How to do a barbell hip thrust

About barbell hip thrust

TIER
1
DIFFICULTY
beginner
EQUIPMENT
bench, barbell
TARGET MUSCLES
glutes

Instructions for Proper Form

Setup:

  1. Bench: Sit on the floor in front of a bench or sturdy platform. Your shoulder blades should rest against the edge of the bench.
  2. Barbell Placement: Roll a loaded barbell over your legs and position it across the crease of your hips.
  3. Foot Position: Place your feet flat on the floor, shoulder-width apart, heels a comfortable distance from your glutes.
  4. Chin Tuck: Keep your chin slightly tucked to maintain a neutral spine.

The Lift:

  1. Initiate: Brace your core, and drive through your heels to lift your hips off the floor.
  2. Squeeze at the top: At the top of the movement, squeeze your glutes forcefully.

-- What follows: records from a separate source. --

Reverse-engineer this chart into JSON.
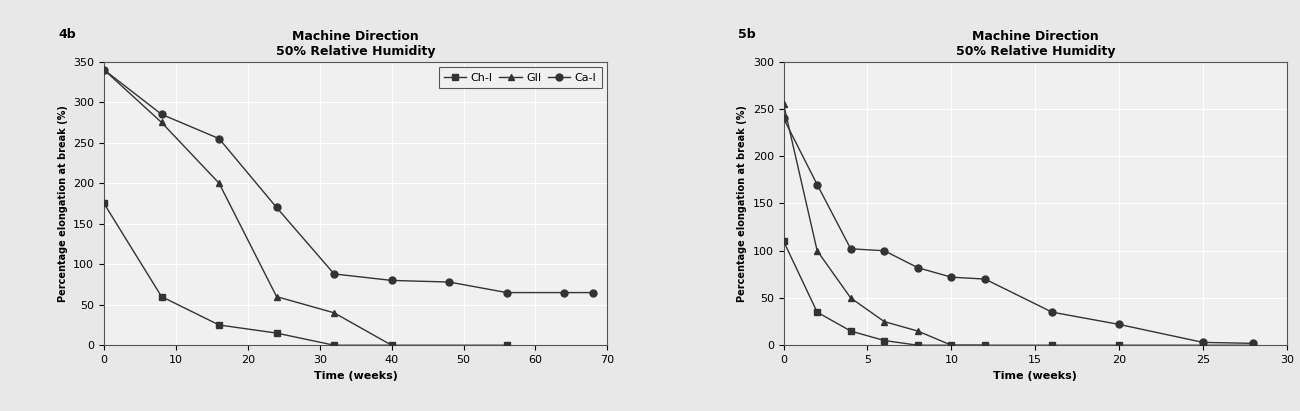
{
  "left": {
    "label": "4b",
    "title_line1": "Machine Direction",
    "title_line2": "50% Relative Humidity",
    "xlabel": "Time (weeks)",
    "ylabel": "Percentage elongation at break (%)",
    "xlim": [
      0,
      70
    ],
    "ylim": [
      0,
      350
    ],
    "xticks": [
      0,
      10,
      20,
      30,
      40,
      50,
      60,
      70
    ],
    "yticks": [
      0,
      50,
      100,
      150,
      200,
      250,
      300,
      350
    ],
    "series": {
      "Ch-l": {
        "x": [
          0,
          8,
          16,
          24,
          32,
          40,
          56
        ],
        "y": [
          175,
          60,
          25,
          15,
          0,
          0,
          0
        ],
        "marker": "s"
      },
      "GII": {
        "x": [
          0,
          8,
          16,
          24,
          32,
          40
        ],
        "y": [
          340,
          275,
          200,
          60,
          40,
          0
        ],
        "marker": "^"
      },
      "Ca-l": {
        "x": [
          0,
          8,
          16,
          24,
          32,
          40,
          48,
          56,
          64,
          68
        ],
        "y": [
          340,
          285,
          255,
          170,
          88,
          80,
          78,
          65,
          65,
          65
        ],
        "marker": "o"
      }
    },
    "has_legend": true
  },
  "right": {
    "label": "5b",
    "title_line1": "Machine Direction",
    "title_line2": "50% Relative Humidity",
    "xlabel": "Time (weeks)",
    "ylabel": "Percentage elongation at break (%)",
    "xlim": [
      0,
      30
    ],
    "ylim": [
      0,
      300
    ],
    "xticks": [
      0,
      5,
      10,
      15,
      20,
      25,
      30
    ],
    "yticks": [
      0,
      50,
      100,
      150,
      200,
      250,
      300
    ],
    "series": {
      "Ch-l": {
        "x": [
          0,
          2,
          4,
          6,
          8,
          10,
          12,
          16,
          20,
          25,
          28
        ],
        "y": [
          110,
          35,
          15,
          5,
          0,
          0,
          0,
          0,
          0,
          0,
          0
        ],
        "marker": "s"
      },
      "GII": {
        "x": [
          0,
          2,
          4,
          6,
          8,
          10,
          12
        ],
        "y": [
          255,
          100,
          50,
          25,
          15,
          0,
          0
        ],
        "marker": "^"
      },
      "Ca-l": {
        "x": [
          0,
          2,
          4,
          6,
          8,
          10,
          12,
          16,
          20,
          25,
          28
        ],
        "y": [
          240,
          170,
          102,
          100,
          82,
          72,
          70,
          35,
          22,
          3,
          2
        ],
        "marker": "o"
      }
    },
    "has_legend": false
  },
  "bg_color": "#e8e8e8",
  "plot_bg_color": "#f0f0f0",
  "grid_color": "#ffffff",
  "line_color": "#333333",
  "marker_size": 5,
  "line_width": 1.0,
  "title_fontsize": 9,
  "label_fontsize": 8,
  "tick_fontsize": 8,
  "legend_fontsize": 8
}
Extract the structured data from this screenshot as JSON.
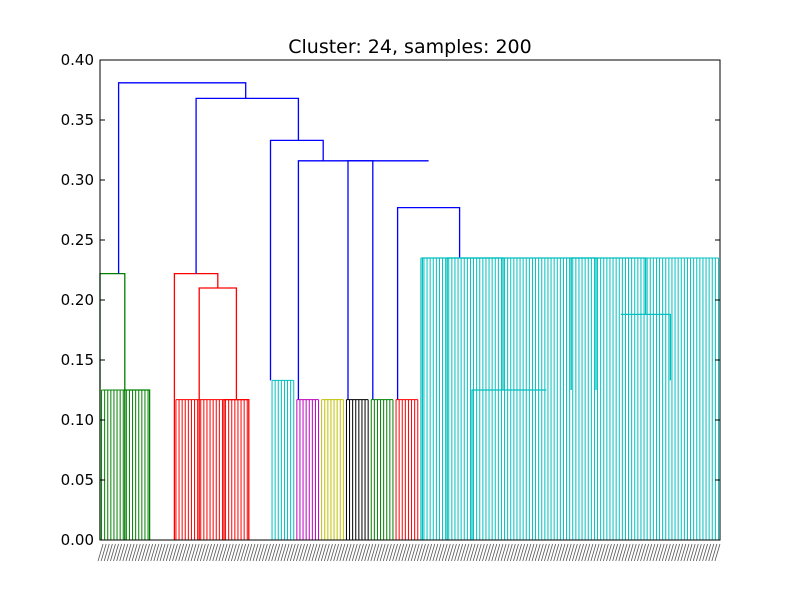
{
  "chart_data": {
    "type": "dendrogram",
    "title": "Cluster: 24, samples: 200",
    "xlabel": "",
    "ylabel": "",
    "ylim": [
      0,
      0.4
    ],
    "xlim": [
      0,
      200
    ],
    "y_ticks": [
      "0.00",
      "0.05",
      "0.10",
      "0.15",
      "0.20",
      "0.25",
      "0.30",
      "0.35",
      "0.40"
    ],
    "grid": false,
    "leaf_count": 200,
    "colors": {
      "blue": "#0000ff",
      "green": "#008000",
      "red": "#ff0000",
      "cyan": "#00bfbf",
      "magenta": "#bf00bf",
      "yellow": "#bfbf00",
      "black": "#000000"
    },
    "clusters": [
      {
        "color": "green",
        "start": 0,
        "count": 16,
        "height": 0.125
      },
      {
        "color": "red",
        "start": 24,
        "count": 24,
        "height": 0.117
      },
      {
        "color": "cyan",
        "start": 55,
        "count": 8,
        "height": 0.133
      },
      {
        "color": "magenta",
        "start": 63,
        "count": 8,
        "height": 0.117
      },
      {
        "color": "yellow",
        "start": 71,
        "count": 8,
        "height": 0.117
      },
      {
        "color": "black",
        "start": 79,
        "count": 8,
        "height": 0.117
      },
      {
        "color": "green",
        "start": 87,
        "count": 8,
        "height": 0.117
      },
      {
        "color": "red",
        "start": 95,
        "count": 8,
        "height": 0.117
      },
      {
        "color": "cyan",
        "start": 103,
        "count": 97,
        "height": 0.235
      }
    ],
    "links": [
      {
        "color": "green",
        "x": [
          0,
          0,
          8,
          8
        ],
        "y": [
          0,
          0.222,
          0.222,
          0.125
        ]
      },
      {
        "color": "green",
        "x": [
          8,
          8,
          16,
          16
        ],
        "y": [
          0,
          0.125,
          0.125,
          0
        ]
      },
      {
        "color": "red",
        "x": [
          24,
          24,
          38,
          38
        ],
        "y": [
          0,
          0.222,
          0.222,
          0.21
        ]
      },
      {
        "color": "red",
        "x": [
          32,
          32,
          44,
          44
        ],
        "y": [
          0,
          0.21,
          0.21,
          0.117
        ]
      },
      {
        "color": "red",
        "x": [
          40,
          40,
          48,
          48
        ],
        "y": [
          0,
          0.117,
          0.117,
          0
        ]
      },
      {
        "color": "blue",
        "x": [
          6,
          6,
          47,
          47
        ],
        "y": [
          0.222,
          0.381,
          0.381,
          0.368
        ]
      },
      {
        "color": "blue",
        "x": [
          31,
          31,
          64,
          64
        ],
        "y": [
          0.222,
          0.368,
          0.368,
          0.333
        ]
      },
      {
        "color": "blue",
        "x": [
          55,
          55,
          72,
          72
        ],
        "y": [
          0.133,
          0.333,
          0.333,
          0.316
        ]
      },
      {
        "color": "blue",
        "x": [
          64,
          64,
          106,
          106
        ],
        "y": [
          0.117,
          0.316,
          0.316,
          0.316
        ]
      },
      {
        "color": "blue",
        "x": [
          80,
          80,
          88,
          88
        ],
        "y": [
          0.117,
          0.316,
          0.316,
          0.117
        ]
      },
      {
        "color": "blue",
        "x": [
          96,
          96,
          116,
          116
        ],
        "y": [
          0.117,
          0.277,
          0.277,
          0.235
        ]
      },
      {
        "color": "cyan",
        "x": [
          104,
          104,
          176,
          176
        ],
        "y": [
          0,
          0.235,
          0.235,
          0.188
        ]
      },
      {
        "color": "cyan",
        "x": [
          112,
          112,
          130,
          130
        ],
        "y": [
          0,
          0.235,
          0.235,
          0.125
        ]
      },
      {
        "color": "cyan",
        "x": [
          120,
          120,
          144,
          144
        ],
        "y": [
          0,
          0.125,
          0.125,
          0.125
        ]
      },
      {
        "color": "cyan",
        "x": [
          152,
          152,
          160,
          160
        ],
        "y": [
          0.125,
          0.235,
          0.235,
          0.125
        ]
      },
      {
        "color": "cyan",
        "x": [
          168,
          168,
          184,
          184
        ],
        "y": [
          0.188,
          0.188,
          0.188,
          0.133
        ]
      }
    ]
  }
}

Aim for your knees, hips, and shoulders to form a straight line.
  3. Controlled Descent: Lower your hips back down in a controlled manner, stopping just before your glutes touch the ground.
  4. Reset & Repeat: Maintain core tension and begin the next repetition.

Tips:

  • Focus on the glutes: Consciously think about squeezing your glutes rather than hyperextending your back.
  • Experiment with foot position: Play with your foot placement to find a position that maximizes glute activation.
  • Exhale at the top: Exhaling as you squeeze your glutes can help with the mind-muscle connection.